Move to the next tree to the right of the current tree. If there are no trees on the right, stop.
Please note that after selecting a tree, you have no choice: you must perform Step 1, then perform Step 2, then return to step 1, then perform Step 2, and so on until it stops.
You have two baskets, each basket can carry any number of fruits, but you want each basket to carry only one type of fruit.
What is the maximum amount of fruit trees you can collect with this app?
Example 1:
Input: [1,2,1]
Output: 3
Explanation: We can collect [1,2,1].
Example 2:
Input: [0,1,2,2]
Output: 3
Explanation: We can collect [1,2,2]
If we start with the first tree, we will only be able to collect [0, 1].
Example 3:
Input: [1,2,3,2,2]
Output: 4
Explanation: We can collect [2,3,2,2]
If we start with the first tree, we will only be able to collect [1, 2].
Example 4:
Input: [3,3,3,1,2,1,1,2,3,3,4]
Output: 5
Explanation: We can collect [1,2,1,1,2]
If we start with the first tree or the eighth tree, we will only be able to collect 4 fruit trees.
prompt:
1 <= tree. length <= 40000
0 <= tree[i] < tree. length
-Sliding window
The title is full of bells and whistles. Let's abstract it. It is to give you an array and let you select a subarray. This subarray has at most two kinds of numbers. The maximum number of this selected subarray can be.

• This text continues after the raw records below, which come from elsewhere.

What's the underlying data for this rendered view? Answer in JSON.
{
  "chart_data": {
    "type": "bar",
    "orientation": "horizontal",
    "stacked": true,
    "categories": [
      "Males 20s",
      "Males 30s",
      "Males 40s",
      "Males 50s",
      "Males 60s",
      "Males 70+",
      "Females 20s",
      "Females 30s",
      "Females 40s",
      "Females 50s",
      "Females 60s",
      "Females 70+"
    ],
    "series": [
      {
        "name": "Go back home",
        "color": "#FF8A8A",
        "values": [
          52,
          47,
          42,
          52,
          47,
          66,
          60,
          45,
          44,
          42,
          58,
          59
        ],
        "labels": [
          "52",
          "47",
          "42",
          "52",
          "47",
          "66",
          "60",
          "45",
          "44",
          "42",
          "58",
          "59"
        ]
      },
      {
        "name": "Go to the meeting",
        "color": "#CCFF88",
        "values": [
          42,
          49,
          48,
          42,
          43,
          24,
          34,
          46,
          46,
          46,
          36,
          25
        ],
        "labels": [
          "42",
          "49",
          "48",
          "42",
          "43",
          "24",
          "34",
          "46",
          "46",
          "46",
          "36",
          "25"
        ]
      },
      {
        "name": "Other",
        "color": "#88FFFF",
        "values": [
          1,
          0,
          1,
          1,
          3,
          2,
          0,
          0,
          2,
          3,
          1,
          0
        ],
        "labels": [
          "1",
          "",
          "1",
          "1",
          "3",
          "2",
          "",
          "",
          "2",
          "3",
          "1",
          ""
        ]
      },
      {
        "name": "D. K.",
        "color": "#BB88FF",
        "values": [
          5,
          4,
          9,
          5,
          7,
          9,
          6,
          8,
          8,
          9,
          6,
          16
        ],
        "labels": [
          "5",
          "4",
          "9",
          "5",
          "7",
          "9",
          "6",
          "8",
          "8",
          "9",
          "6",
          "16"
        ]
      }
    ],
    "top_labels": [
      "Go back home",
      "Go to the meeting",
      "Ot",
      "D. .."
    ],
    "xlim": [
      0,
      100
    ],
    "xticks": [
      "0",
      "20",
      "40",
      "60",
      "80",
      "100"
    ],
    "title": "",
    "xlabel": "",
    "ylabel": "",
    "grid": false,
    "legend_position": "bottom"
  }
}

Isn't this the same as Theme 3? It's just that k has become a fixed value of 2. In addition, since the title requires a maximum of two numbers in the entire window, wouldn't it be better if we use a hash table to save it?
Set is no longer possible. Therefore, we not only need to know how many numbers are in the window, we also need to know the number of times each number appears, so that we can use the sliding window to optimize the time complexity.
class Solution:
def totalFruit(self, tree: List[int]) -> int:
def atMostK(k, nums):
i = ans = 0
win = defaultdict(lambda: 0)
for j in range(len(nums)):
if win[nums[j]] == 0: k -= 1
win[nums[j]] += 1
while k < 0:
win[nums[i]] -= 1
if win[nums[i]] == 0: k += 1
i += 1
ans = max(ans, j - i + 1)
return ans
return atMostK(2, tree)
Complexity analysis
-Time complexity:$O(N)$, where
Given an array of positive integers A, if the number of different integers in a subarray of A happens to be K, then the continuous and not necessarily independent subarray of A is called a good subarray.

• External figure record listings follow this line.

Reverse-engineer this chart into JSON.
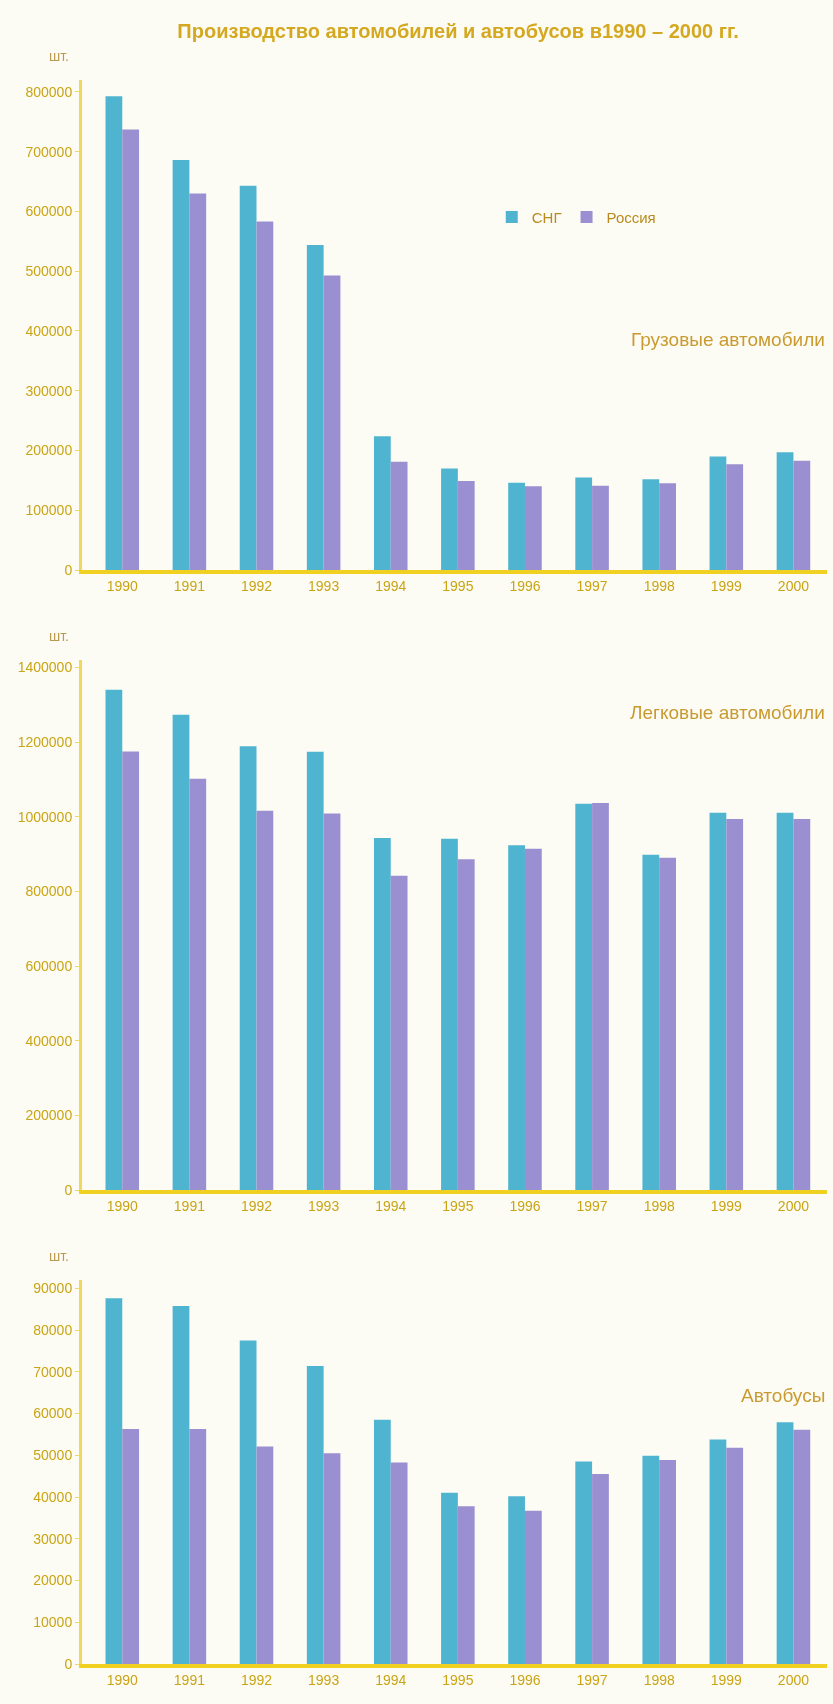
{
  "chart_data": [
    {
      "type": "bar",
      "title": "Производство автомобилей и автобусов в1990 – 2000 гг.",
      "subtitle": "Грузовые автомобили",
      "ylabel": "шт.",
      "categories": [
        "1990",
        "1991",
        "1992",
        "1993",
        "1994",
        "1995",
        "1996",
        "1997",
        "1998",
        "1999",
        "2000"
      ],
      "series": [
        {
          "name": "СНГ",
          "color": "#4fb4d0",
          "values": [
            793000,
            686000,
            643000,
            544000,
            224000,
            170000,
            146000,
            155000,
            152000,
            190000,
            197000
          ]
        },
        {
          "name": "Россия",
          "color": "#9a8fd0",
          "values": [
            737000,
            630000,
            583000,
            493000,
            181000,
            149000,
            140000,
            141000,
            145000,
            177000,
            183000
          ]
        }
      ],
      "ylim": [
        0,
        820000
      ],
      "yticks": [
        0,
        100000,
        200000,
        300000,
        400000,
        500000,
        600000,
        700000,
        800000
      ],
      "grid": false,
      "legend": "top right"
    },
    {
      "type": "bar",
      "subtitle": "Легковые автомобили",
      "ylabel": "шт.",
      "categories": [
        "1990",
        "1991",
        "1992",
        "1993",
        "1994",
        "1995",
        "1996",
        "1997",
        "1998",
        "1999",
        "2000"
      ],
      "series": [
        {
          "color": "#4fb4d0",
          "values": [
            1340000,
            1273000,
            1189000,
            1174000,
            943000,
            941000,
            924000,
            1035000,
            898000,
            1011000,
            1011000
          ]
        },
        {
          "color": "#9a8fd0",
          "values": [
            1175000,
            1102000,
            1016000,
            1009000,
            842000,
            886000,
            914000,
            1037000,
            890000,
            994000,
            994000
          ]
        }
      ],
      "ylim": [
        0,
        1420000
      ],
      "yticks": [
        0,
        200000,
        400000,
        600000,
        800000,
        1000000,
        1200000,
        1400000
      ],
      "grid": false
    },
    {
      "type": "bar",
      "subtitle": "Автобусы",
      "ylabel": "шт.",
      "categories": [
        "1990",
        "1991",
        "1992",
        "1993",
        "1994",
        "1995",
        "1996",
        "1997",
        "1998",
        "1999",
        "2000"
      ],
      "series": [
        {
          "color": "#4fb4d0",
          "values": [
            87600,
            85800,
            77500,
            71400,
            58500,
            41000,
            40200,
            48500,
            49900,
            53800,
            57900
          ]
        },
        {
          "color": "#9a8fd0",
          "values": [
            56300,
            56300,
            52100,
            50500,
            48300,
            37800,
            36700,
            45500,
            48900,
            51800,
            56100
          ]
        }
      ],
      "ylim": [
        0,
        92000
      ],
      "yticks": [
        0,
        10000,
        20000,
        30000,
        40000,
        50000,
        60000,
        70000,
        80000,
        90000
      ],
      "grid": false
    }
  ]
}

(For example, there are 3 different integers in [1,2,3,1,2]: 1, 2, and 3. )
Returns the number of good subarrays in A.
Example 1:
Input: A = [1,2,1,2,3], K = 2
Output: 7
Explanation: A subarray composed of exactly 2 different integers:[1,2], [2,1], [1,2], [2,3], [1,2,1], [2,1,2], [1,2,1,2].
Example 2:
Input: A = [1,2,1,3,4], K = 3
Output: 3
Explanation: A subarray composed of exactly 3 different integers:[1,2,1,3], [2,1,3], [1,3,4].
prompt:
1 <= A. length <= 20000
1 <= A[i] <= A. length
1 <= K <= A. length
-Sliding window
From the main topic 5, it is known that: exactK = atMostK(k)-atMostK(k-1), so the answer is about to come out. The other parts and the above title904. Fruits are in a basket
.
In fact, it is similar to all sliding window topics.
class Solution:
def subarraysWithKDistinct(self, A, K):
return self. atMostK(A, K) - self. atMostK(A, K - 1)
def atMostK(self, A, K):
counter = collections. Counter()
res = i = 0
for j in range(len(A)):
if counter[A[j]] == 0:
K -= 1
counter[A[j]] += 1
while K < 0:
counter[A[i]] -= 1
if counter[A[i]] == 0:
K += 1
i += 1
res += j - i + 1
return res
Complexity analysis
-Time complexity:$O(N)$, where
There are n flights here, which are numbered from 1 to N.